Caraminguás
Olhando para a frente, vi o agente de bordo – ou como diz o nome "científico", trocador ou cobrador de ônibus – tentando manter a calma. À sua frente, um passageiro bufava, encalhado na catraca, tentando pagar a passagem com uma cédula grande demais. Atrás deles, uma fila de pessoas aguardava pacientemente a vez de girar a catraca e seguir viagem com um pouco mais de conforto.
O cobrador, com a paciência de quem já havia enfrentado aquele dilema mil vezes, recusava a nota:
— Não tenho troco pra isso.
O passageiro, com um sorriso cínico, replicou:
— E meu ponto tá chegando. Não posso ficar aqui esperando não, amigo.
— A empresa não é obrigada a ter troco pra notas desse valor — explicou o cobrador, tentando não perder o controle.

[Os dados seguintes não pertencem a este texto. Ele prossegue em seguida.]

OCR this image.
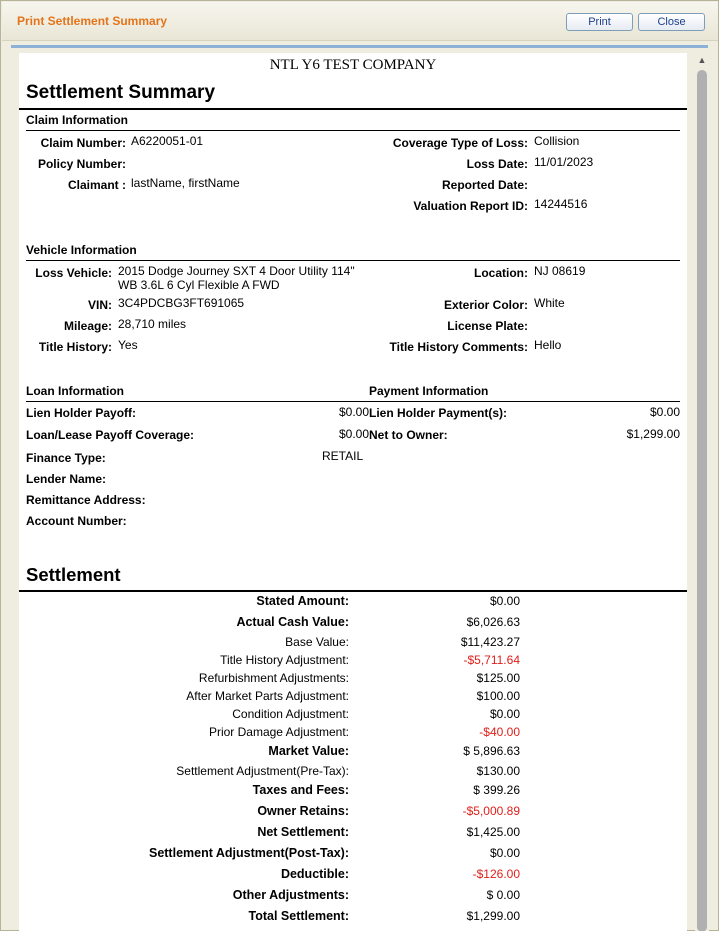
Print Settlement Summary	Print	Close
NTL Y6 TEST COMPANY
Settlement Summary
Claim Information
Claim Number: A6220051-01
Policy Number:
Claimant : lastName, firstName
Coverage Type of Loss: Collision
Loss Date: 11/01/2023
Reported Date:
Valuation Report ID: 14244516
Vehicle Information
Loss Vehicle: 2015 Dodge Journey SXT 4 Door Utility 114"
WB 3.6L 6 Cyl Flexible A FWD
VIN: 3C4PDCBG3FT691065
Mileage: 28,710 miles
Title History: Yes
Location: NJ 08619
Exterior Color: White
License Plate:
Title History Comments: Hello
Loan Information	Payment Information
Lien Holder Payoff:	$0.00
Loan/Lease Payoff Coverage:	$0.00
Finance Type:	RETAIL
Lender Name:
Remittance Address:
Account Number:
Lien Holder Payment(s):	$0.00
Net to Owner:	$1,299.00
Settlement
Stated Amount:	$0.00
Actual Cash Value:	$6,026.63
Base Value:	$11,423.27
Title History Adjustment:	-$5,711.64
Refurbishment Adjustments:	$125.00
After Market Parts Adjustment:	$100.00
Condition Adjustment:	$0.00
Prior Damage Adjustment:	-$40.00
Market Value:	$ 5,896.63
Settlement Adjustment(Pre-Tax):	$130.00
Taxes and Fees:	$ 399.26
Owner Retains:	-$5,000.89
Net Settlement:	$1,425.00
Settlement Adjustment(Post-Tax):	$0.00
Deductible:	-$126.00
Other Adjustments:	$ 0.00
Total Settlement:	$1,299.00
▲
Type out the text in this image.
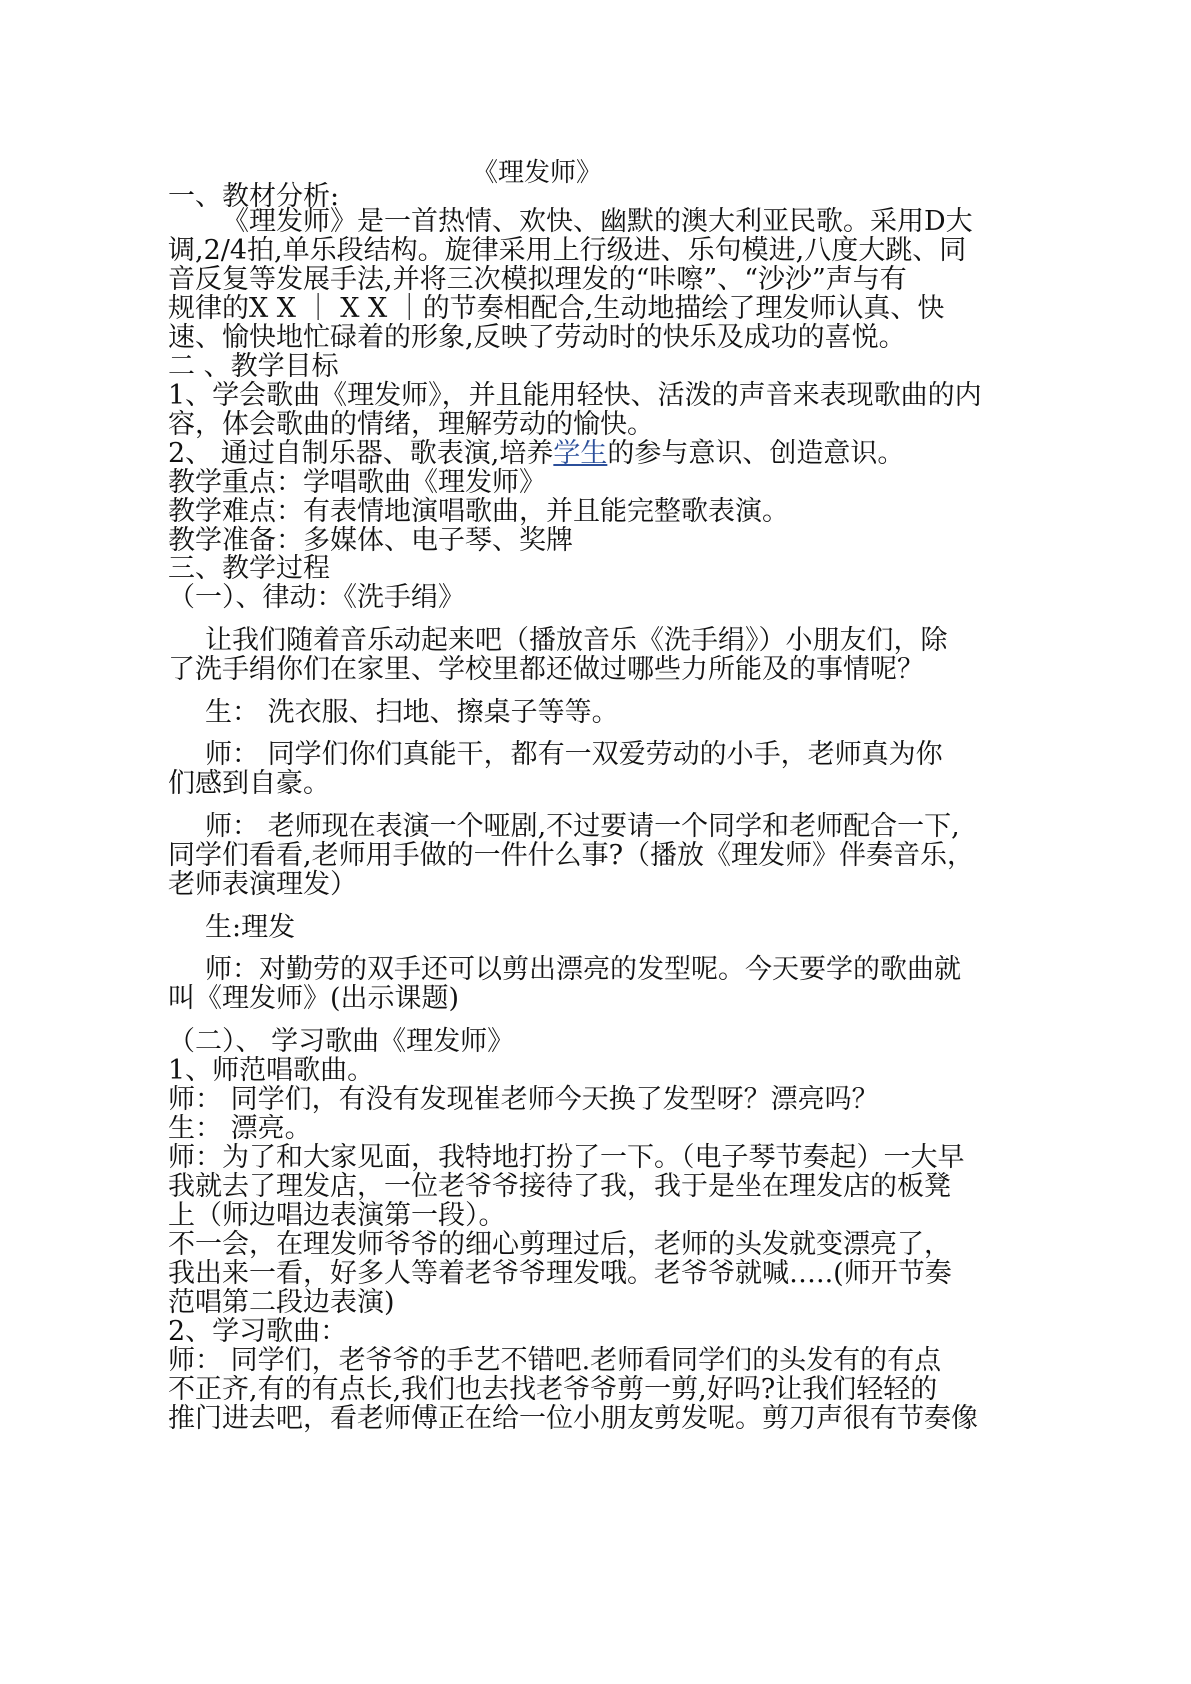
《理发师》
一、教材分析:
《理发师》是一首热情、欢快、幽默的澳大利亚民歌。采用D大
调,2/4拍,单乐段结构。旋律采用上行级进、乐句模进,八度大跳、同
音反复等发展手法,并将三次模拟理发的“咔嚓”、“沙沙”声与有
规律的X X ｜ X X ｜的节奏相配合,生动地描绘了理发师认真、快
速、愉快地忙碌着的形象,反映了劳动时的快乐及成功的喜悦。
二 、教学目标
1、学会歌曲《理发师》，并且能用轻快、活泼的声音来表现歌曲的内
容，体会歌曲的情绪，理解劳动的愉快。
2、 通过自制乐器、歌表演,培养学生的参与意识、创造意识。
教学重点：学唱歌曲《理发师》
教学难点：有表情地演唱歌曲，并且能完整歌表演。
教学准备：多媒体、电子琴、奖牌
三、教学过程
（一）、律动：《洗手绢》
让我们随着音乐动起来吧（播放音乐《洗手绢》）小朋友们，除
了洗手绢你们在家里、学校里都还做过哪些力所能及的事情呢？
生： 洗衣服、扫地、擦桌子等等。
师： 同学们你们真能干，都有一双爱劳动的小手，老师真为你
们感到自豪。
师： 老师现在表演一个哑剧,不过要请一个同学和老师配合一下,
同学们看看,老师用手做的一件什么事?（播放《理发师》伴奏音乐，
老师表演理发）
生:理发
师：对勤劳的双手还可以剪出漂亮的发型呢。今天要学的歌曲就
叫《理发师》(出示课题)
（二）、 学习歌曲《理发师》
1、师范唱歌曲。
师： 同学们，有没有发现崔老师今天换了发型呀？漂亮吗？
生： 漂亮。
师：为了和大家见面，我特地打扮了一下。（电子琴节奏起）一大早
我就去了理发店，一位老爷爷接待了我，我于是坐在理发店的板凳
上（师边唱边表演第一段）。
不一会，在理发师爷爷的细心剪理过后，老师的头发就变漂亮了，
我出来一看，好多人等着老爷爷理发哦。老爷爷就喊…..(师开节奏
范唱第二段边表演)
2、学习歌曲：
师： 同学们，老爷爷的手艺不错吧.老师看同学们的头发有的有点
不正齐,有的有点长,我们也去找老爷爷剪一剪,好吗?让我们轻轻的
推门进去吧，看老师傅正在给一位小朋友剪发呢。剪刀声很有节奏像
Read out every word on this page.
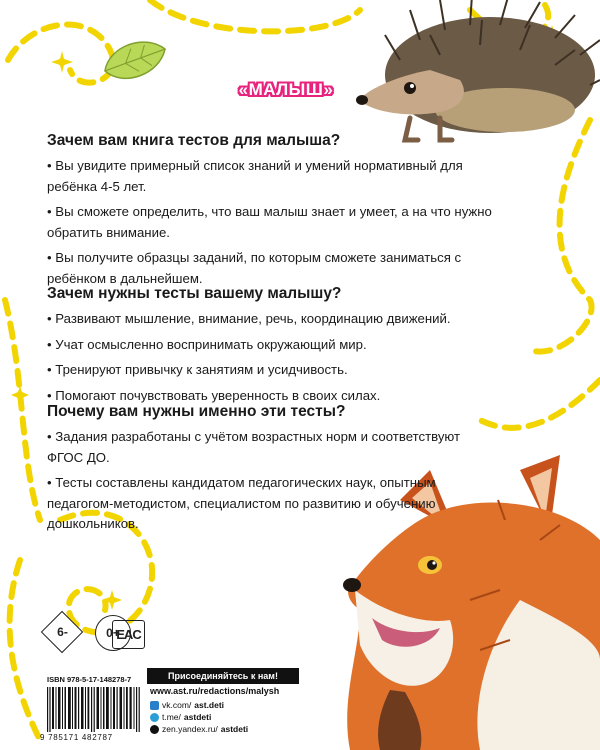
«МАЛЫШ»
Зачем вам книга тестов для малыша?

• Вы увидите примерный список знаний и умений нормативный для ребёнка 4-5 лет.

• Вы сможете определить, что ваш малыш знает и умеет, а на что нужно обратить внимание.

• Вы получите образцы заданий, по которым сможете заниматься с ребёнком в дальнейшем.

Зачем нужны тесты вашему малышу?

• Развивают мышление, внимание, речь, координацию движений.

• Учат осмысленно воспринимать окружающий мир.

• Тренируют привычку к занятиям и усидчивость.

• Помогают почувствовать уверенность в своих силах.

Почему вам нужны именно эти тесты?

• Задания разработаны с учётом возрастных норм и соответствуют ФГОС ДО.

• Тесты составлены кандидатом педагогических наук, опытным педагогом-методистом, специалистом по развитию и обучению дошкольников.

6-	0+
EAC
ISBN 978-5-17-148278-7
9 785171 482787
Присоединяйтесь к нам!
www.ast.ru/redactions/malysh
vk.com/ ast.deti
t.me/ astdeti
zen.yandex.ru/ astdeti
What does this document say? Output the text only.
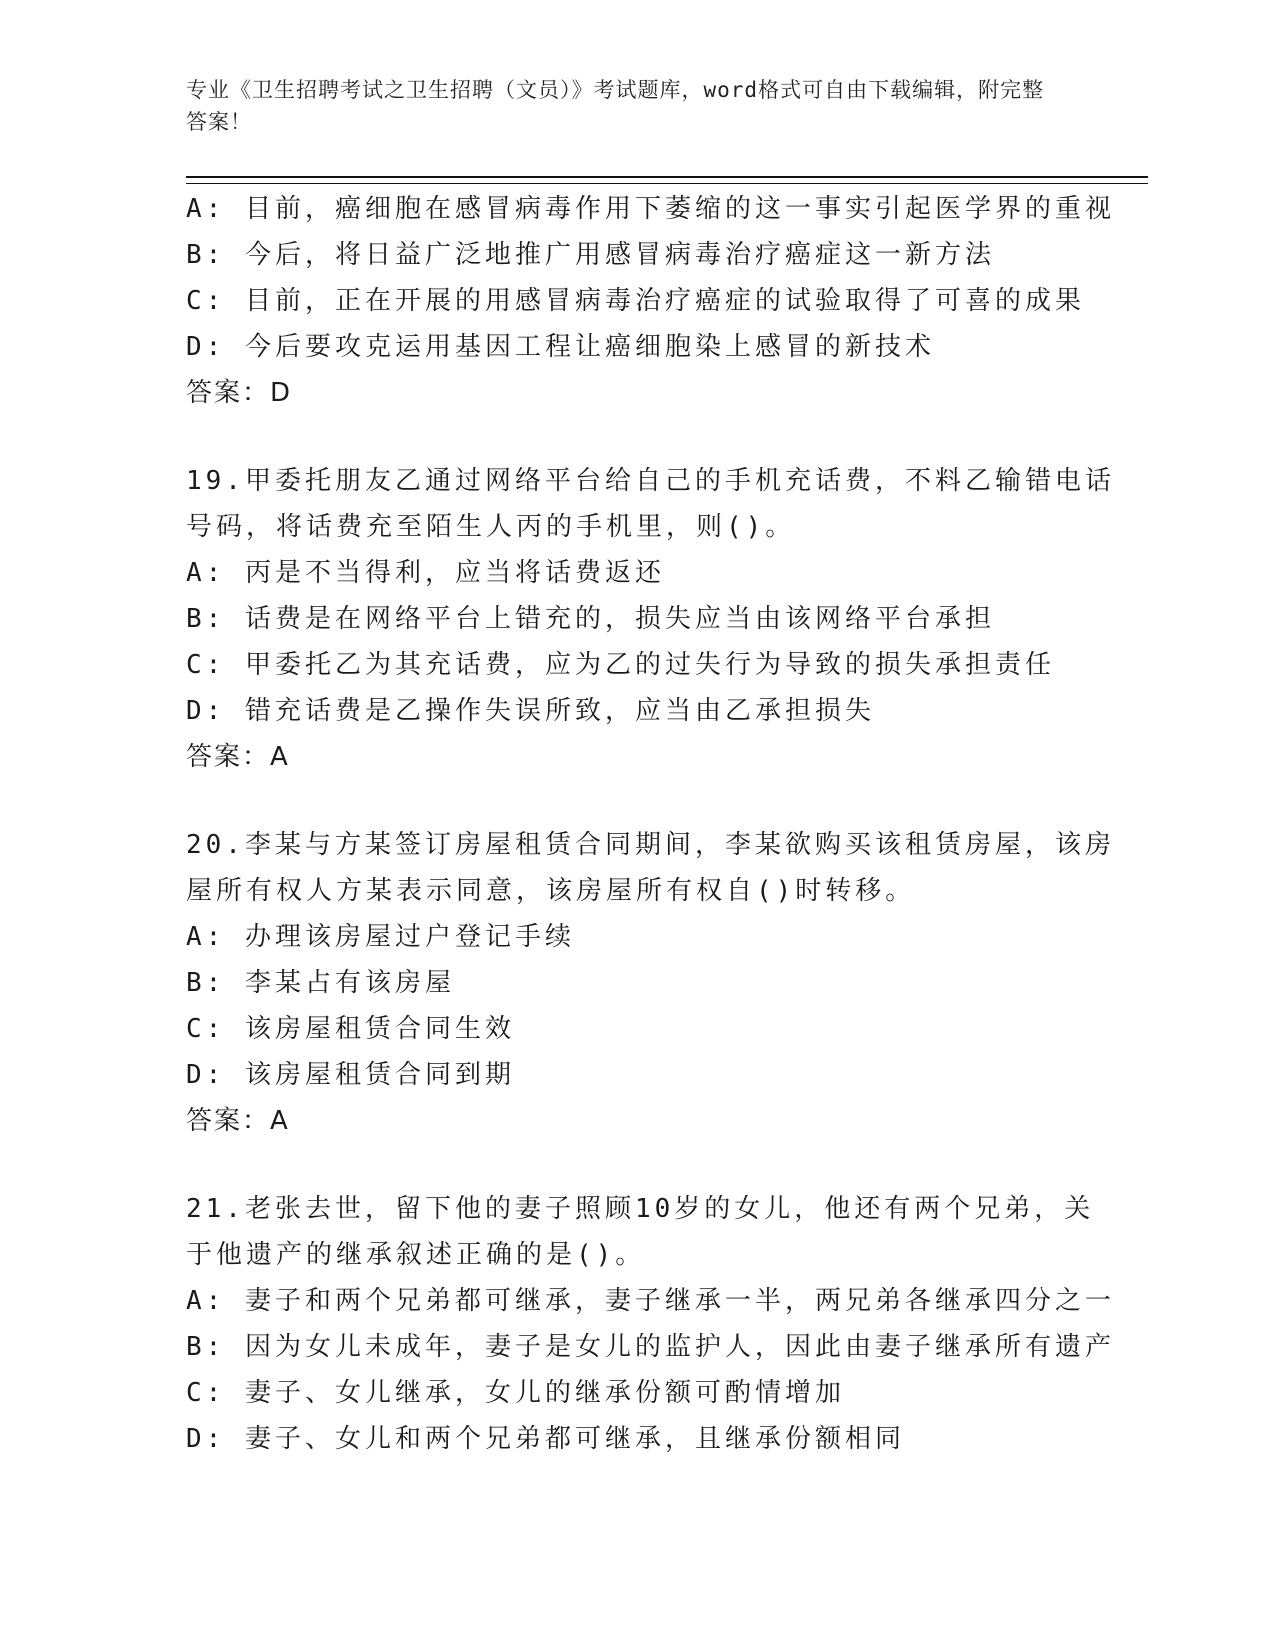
专业《卫生招聘考试之卫生招聘（文员）》考试题库，word格式可自由下载编辑，附完整答案！
A: 目前，癌细胞在感冒病毒作用下萎缩的这一事实引起医学界的重视
B: 今后，将日益广泛地推广用感冒病毒治疗癌症这一新方法
C: 目前，正在开展的用感冒病毒治疗癌症的试验取得了可喜的成果
D: 今后要攻克运用基因工程让癌细胞染上感冒的新技术
答案：D
19.甲委托朋友乙通过网络平台给自己的手机充话费，不料乙输错电话
号码，将话费充至陌生人丙的手机里，则()。
A: 丙是不当得利，应当将话费返还
B: 话费是在网络平台上错充的，损失应当由该网络平台承担
C: 甲委托乙为其充话费，应为乙的过失行为导致的损失承担责任
D: 错充话费是乙操作失误所致，应当由乙承担损失
答案：A
20.李某与方某签订房屋租赁合同期间，李某欲购买该租赁房屋，该房
屋所有权人方某表示同意，该房屋所有权自()时转移。
A: 办理该房屋过户登记手续
B: 李某占有该房屋
C: 该房屋租赁合同生效
D: 该房屋租赁合同到期
答案：A
21.老张去世，留下他的妻子照顾10岁的女儿，他还有两个兄弟，关
于他遗产的继承叙述正确的是()。
A: 妻子和两个兄弟都可继承，妻子继承一半，两兄弟各继承四分之一
B: 因为女儿未成年，妻子是女儿的监护人，因此由妻子继承所有遗产
C: 妻子、女儿继承，女儿的继承份额可酌情增加
D: 妻子、女儿和两个兄弟都可继承，且继承份额相同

A lei do troco em Belo Horizonte era clara: o cliente não era obrigado a pagar a passagem se não recebesse o troco devido, desde que o valor da nota não fosse superior a dez vezes o preço da tarifa. Mas o passageiro, agora claramente impaciente, insistia:
- O direito é direito. Errado é você querer me barrar aqui. - Afirmou o passageiro com categoria. porém o argumento do nosso amigo cobrador ponderava ao passageiro;
- O direito só lhe assiste quando lhe convém...
- Por acaso você ‘tá insinuando que eu sou oportunista? –
– Ô, meu amigo, eu não tenho o valor correspondente ao troco da passagem para uma cédula de valor acima da que a lei propõe. – e o passageiro que precisava descer do ônibus, ficou revoltado ao ter seu dinheiro recusado pelo cobrador.
Sem sucesso na conversa, o passageiro decidiu pular a catraca criando uma confusão generalizada dentro do ônibus. Jogou a perna sobre a catraca. O cobrador, que até então se segurava, levantou-se da cadeira com uma agilidade surpreendente:
- Você não vai pular a roleta não! – Disse o cobrador
— Vou sim! Tudo isso por causa de uns caraminguás? — provocou o passageiro.
— Que que você disse? — perguntou o cobrador, agora vermelho de raiva.
— Caraminguás... Tutaméia... — repetiu o passageiro, com um sorriso provocador.
— Olha aqui, se você não retirar o que disse, eu pulo dessa cadeira e te quebro a cara! — gritou o cobrador, perdendo completamente o controle diante da humilhação verborrágica.
Atrás de mim, um coro de jovens animava a situação:
— Briga! Briga! Briga!...
Eu olhava a cena, sem saber se ria dos jovens ou intervinha a favor do cobrador, que, certamente, não conhecia Guimarães Rosa. A situação, que já estava saindo do controle, ganhou um toque político quando alguém no fundo do ônibus decidiu soltar uma provocação:
— Aposto que esse cobrador é eleitor do Mito!
Para quê! O cobrador, já transtornado, mordeu a isca:
— Eu não sou obrigado a dizer em quem votei, mas, pra sua informação, não voto em presidiário... diferente desse aí, que quer pular a roleta! – Disse o cobrador, visivelmente transtornado, encarando o passageiro.
A discussão continuava e o ônibus seguia seu caminho, até que, para meu alívio, chegou inevitavelmente ao meu destino. Desembarquei sem saber se, no fim, o passageiro conseguiu pular ou se a briga chegou às vias de fato. Só sei que, naquela tarde, os caraminguás custaram muito mais do que o valor da passagem.